= Wolf interval =

Dissonant musical interval

A wolf interval is audibly out of tune within a particular musical tuning system. A common example is the abnormally small fifth that results from the Pythagorean comma.

==Definition==
Particularly out of tune intervals produce an unpleasant effect that remind listeners of a wolf's howl. Wolf fifths are produced by a specific tuning system, widely used in the sixteenth and seventeenth centuries: the quarter-comma meantone temperament. More broadly, it is also used to refer to similar intervals (of close, but variable magnitudes) produced by other tuning systems, including Pythagorean and most meantone temperaments. Wolf fifths were sometimes labeled imperfect or Procrustean.

When the twelve notes within the octave of a chromatic scale are tuned using the quarter-comma meantone systems of temperament, one of the twelve intervals apparently spanning seven semitones is actually a diminished sixth, which turns out to be much wider than the in-tune genuine fifths, (Note: Specifically, the actual note present on the keyboard where the desired next fifth would be, is not a fifth, but rather a diminished sixth.)
In mean-tone systems, this interval is usually from C♯ to A♭ or from G♯ to E♭ but can be moved in either direction to favor certain groups of keys.
The eleven perfect fifths sound almost perfectly consonant.

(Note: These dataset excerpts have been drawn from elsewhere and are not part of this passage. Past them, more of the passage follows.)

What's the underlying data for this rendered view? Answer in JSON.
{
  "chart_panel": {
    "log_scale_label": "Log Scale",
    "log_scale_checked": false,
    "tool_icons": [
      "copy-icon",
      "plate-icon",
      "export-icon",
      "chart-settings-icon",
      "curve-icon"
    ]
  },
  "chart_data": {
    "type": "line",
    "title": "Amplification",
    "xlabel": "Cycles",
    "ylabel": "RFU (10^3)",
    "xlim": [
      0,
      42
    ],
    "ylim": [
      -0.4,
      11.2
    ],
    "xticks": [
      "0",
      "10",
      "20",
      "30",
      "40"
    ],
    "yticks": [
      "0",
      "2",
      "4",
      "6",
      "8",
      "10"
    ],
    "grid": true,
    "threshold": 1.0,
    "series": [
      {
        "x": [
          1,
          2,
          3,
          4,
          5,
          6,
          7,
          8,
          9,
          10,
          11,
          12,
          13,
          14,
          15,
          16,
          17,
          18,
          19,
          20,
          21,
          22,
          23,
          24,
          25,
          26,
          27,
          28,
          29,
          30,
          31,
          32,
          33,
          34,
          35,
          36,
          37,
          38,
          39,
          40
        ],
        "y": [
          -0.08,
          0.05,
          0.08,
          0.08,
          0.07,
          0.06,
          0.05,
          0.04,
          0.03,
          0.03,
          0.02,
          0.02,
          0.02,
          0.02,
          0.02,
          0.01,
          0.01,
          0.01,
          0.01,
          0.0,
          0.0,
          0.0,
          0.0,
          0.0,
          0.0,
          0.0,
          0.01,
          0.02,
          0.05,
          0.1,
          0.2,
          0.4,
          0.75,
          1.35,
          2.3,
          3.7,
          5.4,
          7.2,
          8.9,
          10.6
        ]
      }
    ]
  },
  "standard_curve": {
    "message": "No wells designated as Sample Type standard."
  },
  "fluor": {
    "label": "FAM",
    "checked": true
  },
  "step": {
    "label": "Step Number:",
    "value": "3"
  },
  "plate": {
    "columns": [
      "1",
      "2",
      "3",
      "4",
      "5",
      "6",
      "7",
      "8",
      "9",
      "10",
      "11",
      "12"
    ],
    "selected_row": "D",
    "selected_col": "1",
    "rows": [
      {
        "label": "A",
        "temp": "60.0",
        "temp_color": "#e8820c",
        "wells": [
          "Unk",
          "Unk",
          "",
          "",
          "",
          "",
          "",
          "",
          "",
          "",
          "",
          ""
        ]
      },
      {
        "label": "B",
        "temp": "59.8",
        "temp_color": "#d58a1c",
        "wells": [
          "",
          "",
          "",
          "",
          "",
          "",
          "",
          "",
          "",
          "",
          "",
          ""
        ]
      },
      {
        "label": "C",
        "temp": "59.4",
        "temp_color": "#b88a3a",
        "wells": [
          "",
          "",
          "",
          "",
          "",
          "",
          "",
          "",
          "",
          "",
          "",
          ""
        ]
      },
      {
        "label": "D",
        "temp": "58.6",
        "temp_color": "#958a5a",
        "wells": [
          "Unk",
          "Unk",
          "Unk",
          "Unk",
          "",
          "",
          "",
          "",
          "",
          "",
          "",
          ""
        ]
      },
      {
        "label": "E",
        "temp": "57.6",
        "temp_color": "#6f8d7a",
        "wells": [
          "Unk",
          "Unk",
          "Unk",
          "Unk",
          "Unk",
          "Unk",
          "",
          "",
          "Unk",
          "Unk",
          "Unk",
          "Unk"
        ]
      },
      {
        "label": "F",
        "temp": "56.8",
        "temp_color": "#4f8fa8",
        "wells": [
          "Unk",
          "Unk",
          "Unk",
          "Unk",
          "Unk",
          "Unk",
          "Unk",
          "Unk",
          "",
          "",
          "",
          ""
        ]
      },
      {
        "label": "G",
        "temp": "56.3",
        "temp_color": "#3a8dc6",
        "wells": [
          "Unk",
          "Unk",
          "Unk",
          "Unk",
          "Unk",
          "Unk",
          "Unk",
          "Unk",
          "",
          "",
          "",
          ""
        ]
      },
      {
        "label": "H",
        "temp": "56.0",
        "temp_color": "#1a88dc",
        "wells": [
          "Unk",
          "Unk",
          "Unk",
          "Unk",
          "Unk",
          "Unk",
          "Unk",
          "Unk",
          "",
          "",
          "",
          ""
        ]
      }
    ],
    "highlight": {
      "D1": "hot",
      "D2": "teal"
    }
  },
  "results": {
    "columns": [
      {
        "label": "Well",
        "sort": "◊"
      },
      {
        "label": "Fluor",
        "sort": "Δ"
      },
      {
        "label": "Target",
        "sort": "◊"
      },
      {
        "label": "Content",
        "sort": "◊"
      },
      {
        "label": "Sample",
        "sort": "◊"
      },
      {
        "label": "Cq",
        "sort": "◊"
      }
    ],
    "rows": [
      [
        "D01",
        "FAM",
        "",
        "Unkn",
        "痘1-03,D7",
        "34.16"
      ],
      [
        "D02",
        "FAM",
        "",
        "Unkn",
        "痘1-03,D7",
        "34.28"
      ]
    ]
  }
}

Conversely, the diminished sixth used as a substitute is severely dissonant: It sounds like the howl of a wolf, because of a phenomenon called beating. Since the diminished sixth is nominally enharmonically equivalent to a perfect fifth, but in meantone temperament, enharmonic notes are only nearby (within about 1/4 sharp or 1/4 flat); the discordance of substituted interval is called the "wolf fifth".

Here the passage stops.